National Public Radio is focusing on reinventing itself in order to indulge its listeners in a more user-friendly experience. Included in this transformation is a revamped Web site and multimedia training for its editorial staff.
“Back in the days that there was just radio, your station was the only point of entry to all this content,” says Robert Spier, director of content development for NPR Digital Media. “You couldn’t get NPR except through your station because it was only available on radio, and radio was time and geographically bound.” Today, of course, “the user expects to be in control of his or her experience.”
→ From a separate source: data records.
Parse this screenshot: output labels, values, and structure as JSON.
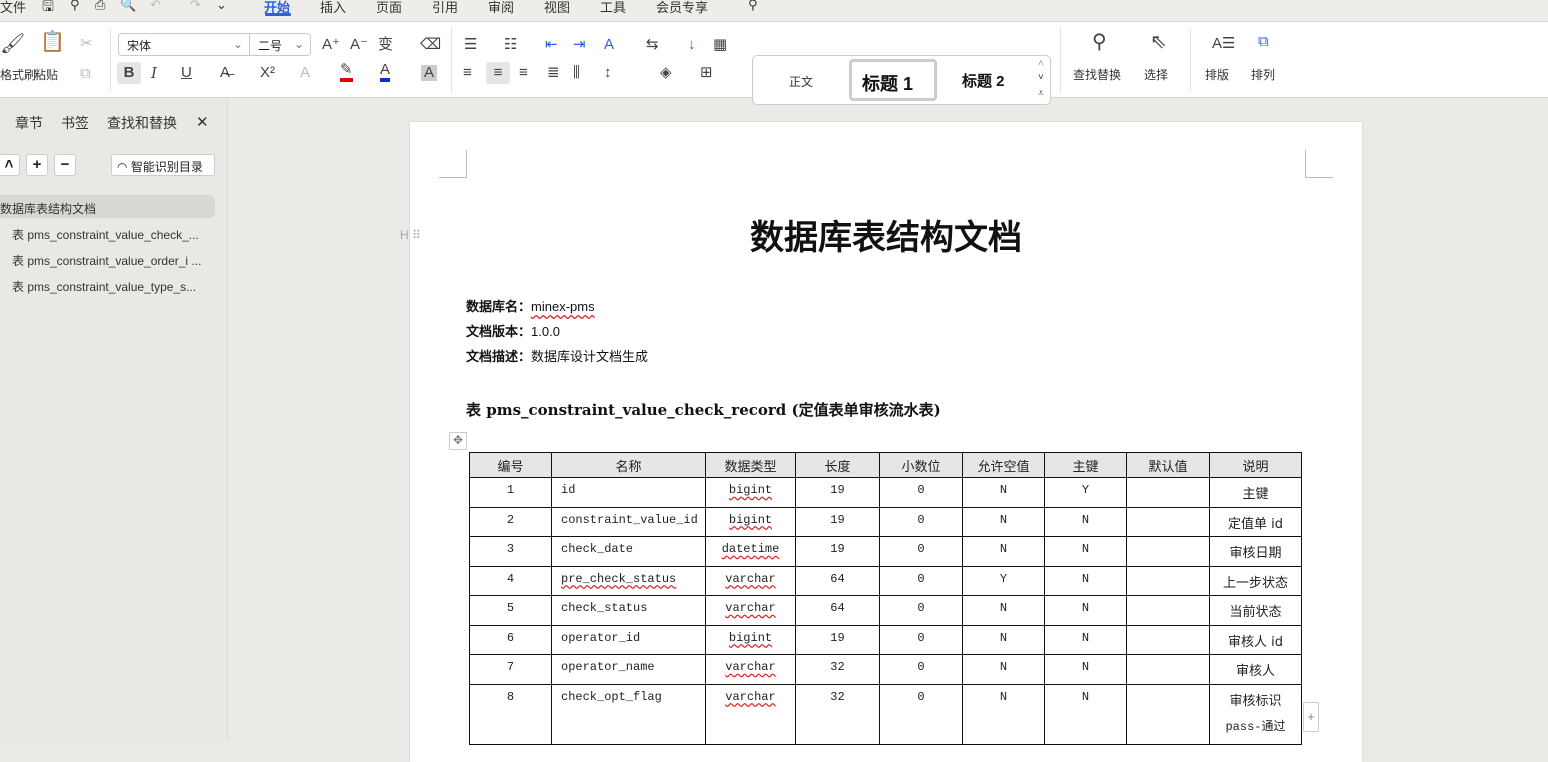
{
  "menubar": {
    "file": "文件",
    "tabs": [
      "开始",
      "插入",
      "页面",
      "引用",
      "审阅",
      "视图",
      "工具",
      "会员专享"
    ],
    "active_tab": "开始"
  },
  "ribbon": {
    "format_painter": "格式刷",
    "paste": "粘贴",
    "font_name": "宋体",
    "font_size": "二号",
    "styles": [
      "正文",
      "标题 1",
      "标题 2"
    ],
    "find_replace": "查找替换",
    "select": "选择",
    "layout": "排版",
    "arrange": "排列",
    "font_color": "#e00000",
    "highlight_color": "#e00000",
    "text_color_blue": "#0a2dd6"
  },
  "leftpanel": {
    "tabs": [
      "章节",
      "书签",
      "查找和替换"
    ],
    "smart_toc": "智能识别目录",
    "toc": [
      "数据库表结构文档",
      "表 pms_constraint_value_check_...",
      "表 pms_constraint_value_order_i ...",
      "表 pms_constraint_value_type_s..."
    ]
  },
  "doc": {
    "title": "数据库表结构文档",
    "db_label": "数据库名：",
    "db_value": "minex-pms",
    "ver_label": "文档版本：",
    "ver_value": "1.0.0",
    "desc_label": "文档描述：",
    "desc_value": "数据库设计文档生成",
    "table_heading": "表 pms_constraint_value_check_record (定值表单审核流水表)",
    "headers": [
      "编号",
      "名称",
      "数据类型",
      "长度",
      "小数位",
      "允许空值",
      "主键",
      "默认值",
      "说明"
    ],
    "rows": [
      [
        "1",
        "id",
        "bigint",
        "19",
        "0",
        "N",
        "Y",
        "",
        "主键"
      ],
      [
        "2",
        "constraint_value_id",
        "bigint",
        "19",
        "0",
        "N",
        "N",
        "",
        "定值单 id"
      ],
      [
        "3",
        "check_date",
        "datetime",
        "19",
        "0",
        "N",
        "N",
        "",
        "审核日期"
      ],
      [
        "4",
        "pre_check_status",
        "varchar",
        "64",
        "0",
        "Y",
        "N",
        "",
        "上一步状态"
      ],
      [
        "5",
        "check_status",
        "varchar",
        "64",
        "0",
        "N",
        "N",
        "",
        "当前状态"
      ],
      [
        "6",
        "operator_id",
        "bigint",
        "19",
        "0",
        "N",
        "N",
        "",
        "审核人 id"
      ],
      [
        "7",
        "operator_name",
        "varchar",
        "32",
        "0",
        "N",
        "N",
        "",
        "审核人"
      ],
      [
        "8",
        "check_opt_flag",
        "varchar",
        "32",
        "0",
        "N",
        "N",
        "",
        "审核标识"
      ]
    ],
    "row8_extra": "pass-通过"
  }
}
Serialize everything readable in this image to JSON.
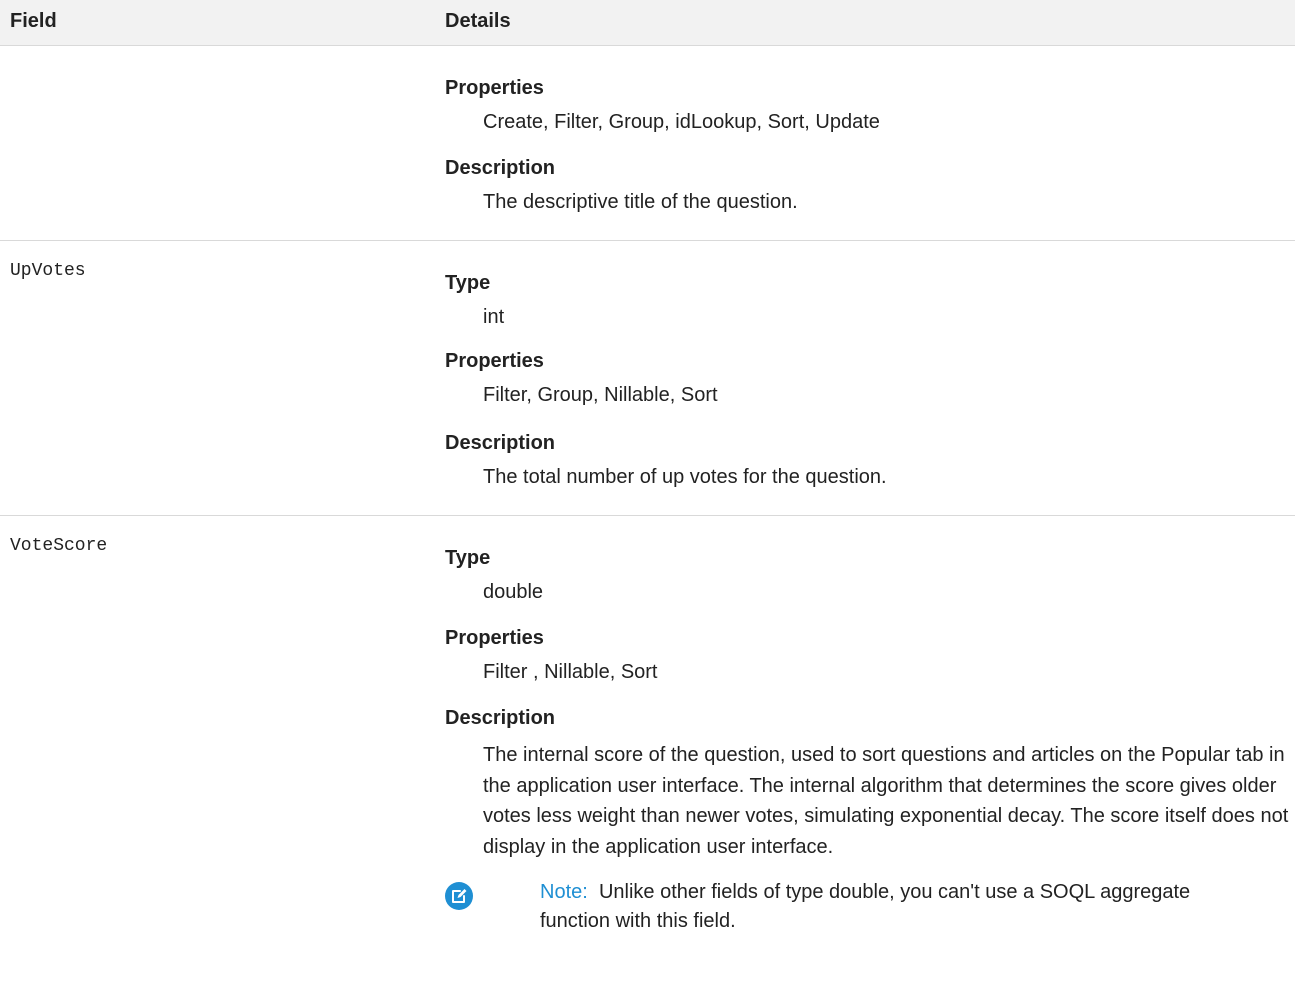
{
  "table": {
    "headers": {
      "field": "Field",
      "details": "Details"
    },
    "rows": [
      {
        "field": "",
        "sections": [
          {
            "term": "Properties",
            "value": "Create, Filter, Group, idLookup, Sort, Update"
          },
          {
            "term": "Description",
            "value": "The descriptive title of the question."
          }
        ]
      },
      {
        "field": "UpVotes",
        "sections": [
          {
            "term": "Type",
            "value": "int"
          },
          {
            "term": "Properties",
            "value": "Filter, Group, Nillable, Sort"
          },
          {
            "term": "Description",
            "value": "The total number of up votes for the question."
          }
        ]
      },
      {
        "field": "VoteScore",
        "sections": [
          {
            "term": "Type",
            "value": "double"
          },
          {
            "term": "Properties",
            "value": "Filter , Nillable, Sort"
          },
          {
            "term": "Description",
            "value": "The internal score of the question, used to sort questions and articles on the Popular tab in the application user interface. The internal algorithm that determines the score gives older votes less weight than newer votes, simulating exponential decay. The score itself does not display in the application user interface."
          }
        ],
        "note": {
          "label": "Note:",
          "text": "Unlike other fields of type double, you can't use a SOQL aggregate function with this field.",
          "icon": "edit-note-icon",
          "icon_color": "#1f8fd3"
        }
      }
    ]
  }
}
Beyond the inverted pyramid: The news diamond

In his post “A Model for the 21st Century Newsroom: Pt. 1 — the News Diamond,” Paul Bradshaw offers a Web-first model of publishing that might prove useful for those teaching convergence journalism classes. He breaks the types of news reports into those that capitalize on the online mediums twin strengths of speed and depth. Compelling reading, as is Pt. 2 — Distributed Journalism.

Using links properly

Frank Rich of The New York Times tells the Nieman Journalism Lab why he is one of the few Times writers to include hyperlinks in his work. In the process, he also offers good advice for anyone writing for online delivery:

As a reader, I can’t stand the links where if the link is “Barack Obama,” and you click the link and it’s Barack Obama’s official campaign page. It’s useless because any sentient person who knows how to use the Internet doesn’t need that link to figure out how to get a motherlode of information about a proper name in a piece of journalism… So the feeling I’ve always had is let’s get the links as specific as possible instead of something generic.

New factor in writing: SEO

Search Engine Optimization is the use of techniques to ensure “that your content is found by the millions of people every day who use search engines as their first filter for news and those who don’t search at all but trust an automated aggregator, such as Google News, to filter stories for them,” according to Shane Richmond in the British Journalism Review. One consequence of using SEO techniques is that writers need to tailor their copy to be found more readily. While some writers complain about those restrictions, Richmond notes that

It should be clear by now that there’s nothing to debate when it comes to SEO. If you want your story to be found, you have to adopt these techniques. There’s no room for argument.